Danelle Devenport, assistant professor of molecular biology at Princeton University, turned the topic to a fundamental question in biology: how cells of higher organisms organize themselves into complex patterns during development. Planar cell polarity, the process by which cells align across a plane of tissue to form fur, scales, and feathers, also controls the patterning of auditory hair cells, the beating of cilia in the trachea, and neural tube closure. How do patterns get transmitted over thousands to billions of cells? Her lab has been studying this question in skin and hair follicles. Using Vallee Foundation funding, Devenport’s lab is investigating whether mechanical forces that alter cell geometry might contribute. By growing epidermal explants on stretchable substrates, they find that cell alignment and collective polarity is altered by stretching. “We’re proposing that collective cell shape changes can act as initial symmetry breaking cues,” she said.

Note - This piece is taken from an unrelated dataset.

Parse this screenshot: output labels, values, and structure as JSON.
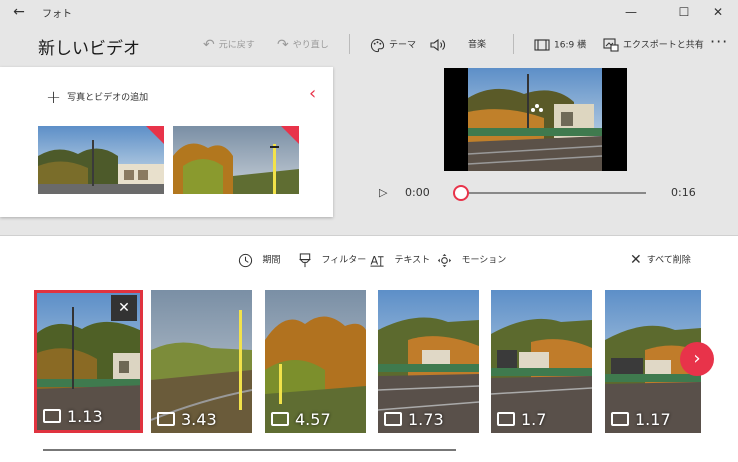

Sandeep Robert Datta, assistant professor of neurobiology at Harvard Medical School, discussed his efforts to improve how scientists study the biological basis of animal behavior. “In the long run, we want to tease apart the relationship between genes, circuits and behavior,” he said. But a key problem is how to observe, measure, and quantify behavior, which usually relies on judgments of human observers. Datta’s team is using depth cameras to take 3D videos of a mouse’s position as it moves around an enclosure and responds to olfactory signals like the scent of a predator. They create mathematical models to parse movements into categories and quantify them in an objective way. “The algorithm itself discovers the underlying pattern of behavior,” he said. This tool can be paired with techniques like optogenetics to understand how tweaking genetic or neural pathways influences patterns of behavior.
For the final presentation, Christopher Mason, associate professor of physiology and biophysics at Weill Cornell Medical College, spoke about his work to expand the toolkit for studying the complex landscape of genetic regulation. His lab has discovered that RNA undergoes chemical modification similar to the epigenetic modifications of DNA, opening up a new field of research on the “epitranscriptome,” which Mason says is “a way to modify and regulate RNA that had not previously been appreciated.” His team is using new techniques to sequence RNA in single cells in order to profile cancer cells in leukemia patients before, during, and after therapy, which may offer new insight into why some tumors resist treatment.
The Vallee Foundation’s Young Investigator Award program was launched in 2013 to support early-career biomedical researchers whose work demonstrates originality, innovation, and the potential to have a broad impact in their fields. This meeting was the first opportunity for the awardees to discuss their research together. Gordon Hammes, vice president of the Vallee Foundation, noted that the meeting was a first step toward the larger goal of bringing Vallee awardees together into a community of scientists to further collaboration and communication. The Young Investigators will join the Vallee Visiting Professors for next year’s summer symposium. “We believe this interaction promotes really good science,” he said, noting that the best ideas often arise when disparate areas of science intersect.